Ransome saw Lenin arrive and be welcomed by the crowd at the Finland Station in Petrograd. Thus far Russia had sacrificed two million men dead, five million wounded and two-and-a-half million taken prisoner, and Lenin urged an immediate peace treaty with Germany. Three months later, in June 1917 — with the economy ruined, no prospect of peace and Kerensky weak and futile — several Russian leaders told Ransome that “no power on earth will keep the Russian army in the trenches this winter”. Ransome predicted that a Bolshevik revolution would take place in January 1918. In October 1917 he made a serious error by returning to England to advocate his political views and missed the long-awaited revolt.

Returning to Russia in December, Ransome saw Trotsky every day and began an affair with the Commisar’s secretary, Evgenia Shelepina. He eventually left Russia with her as his common-law wife, and after obtaining a divorce from his estranged wife, married her in 1924. Ignoring Trotsky’s brutal tactics and attempts to eliminate the political opposition, Ransome praised him as a high-minded idealist. He declared, “I do not think he is the man to do anything except from the conviction that it is the best thing to be done for the revolutionary cause” — though this gave Trotsky plenty of leeway to justify his atrocities.

Constrained by his official position, Gerhardie had to suppress his political views and later expressed them in his books. Ransome was free to oppose British policy in his newspaper reports and confidential advice. In January 1918 he advised the government to establish diplomatic relations with the Bolsheviks and use them to defeat the Germans instead of invading the country and trying to overthrow them. He was then considered a dangerous Red and suspected of disloyalty by the British intelligence services.

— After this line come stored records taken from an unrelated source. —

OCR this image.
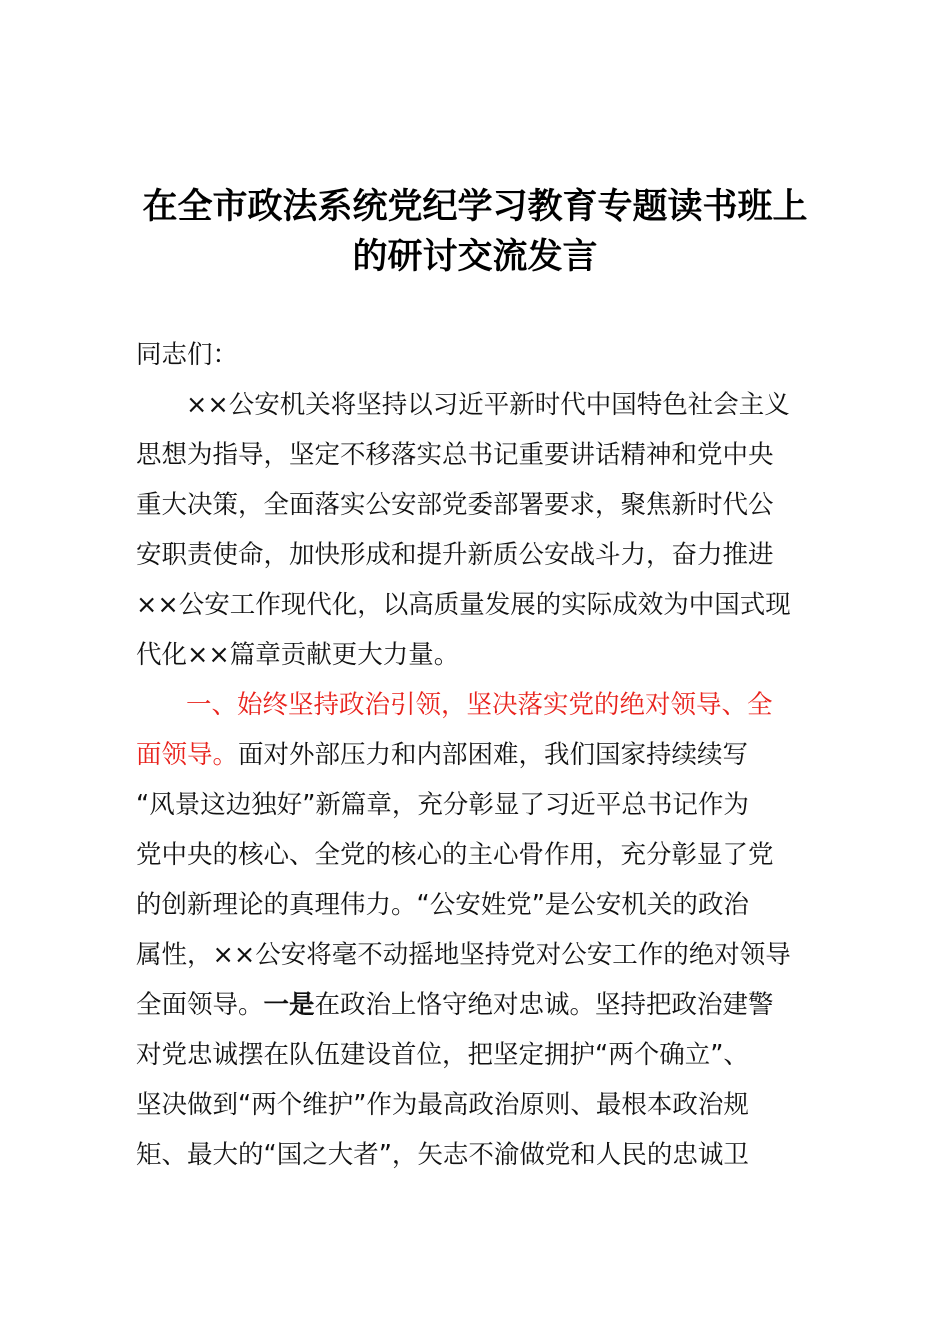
在全市政法系统党纪学习教育专题读书班上
的研讨交流发言
同志们：
××公安机关将坚持以习近平新时代中国特色社会主义
思想为指导，坚定不移落实总书记重要讲话精神和党中央
重大决策，全面落实公安部党委部署要求，聚焦新时代公
安职责使命，加快形成和提升新质公安战斗力，奋力推进
××公安工作现代化，以高质量发展的实际成效为中国式现
代化××篇章贡献更大力量。
一、始终坚持政治引领，坚决落实党的绝对领导、全
面领导。面对外部压力和内部困难，我们国家持续续写
“风景这边独好”新篇章，充分彰显了习近平总书记作为
党中央的核心、全党的核心的主心骨作用，充分彰显了党
的创新理论的真理伟力。“公安姓党”是公安机关的政治
属性，××公安将毫不动摇地坚持党对公安工作的绝对领导
全面领导。一是在政治上恪守绝对忠诚。坚持把政治建警
对党忠诚摆在队伍建设首位，把坚定拥护“两个确立”、
坚决做到“两个维护”作为最高政治原则、最根本政治规
矩、最大的“国之大者”，矢志不渝做党和人民的忠诚卫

The New Zealand-born polyglot and Russian expert Harold Williams, also on the scene, opposed Ransome’s views and accurately predicted: “They want external peace for internal war. Remember my words, the Bolsheviks will fight no one except the Russians.” Dogmatically following Marxist theory, the Bolsheviks mistakenly believed that their revolution would spread to the industrial workers of Germany. When that uprising failed to take place, Lenin continued to argue that further military resistance was hopeless and that the Western allies would not rescue Russia. In March 1918, when Russia finally withdrew from the war, Germany imposed extremely harsh conditions at Brest-Litovsk. Russia was forced to cede the Baltic states to Germany and part of the South Caucasus to Turkey, recognise the independence of Ukraine and pay reparations of six billion German gold marks.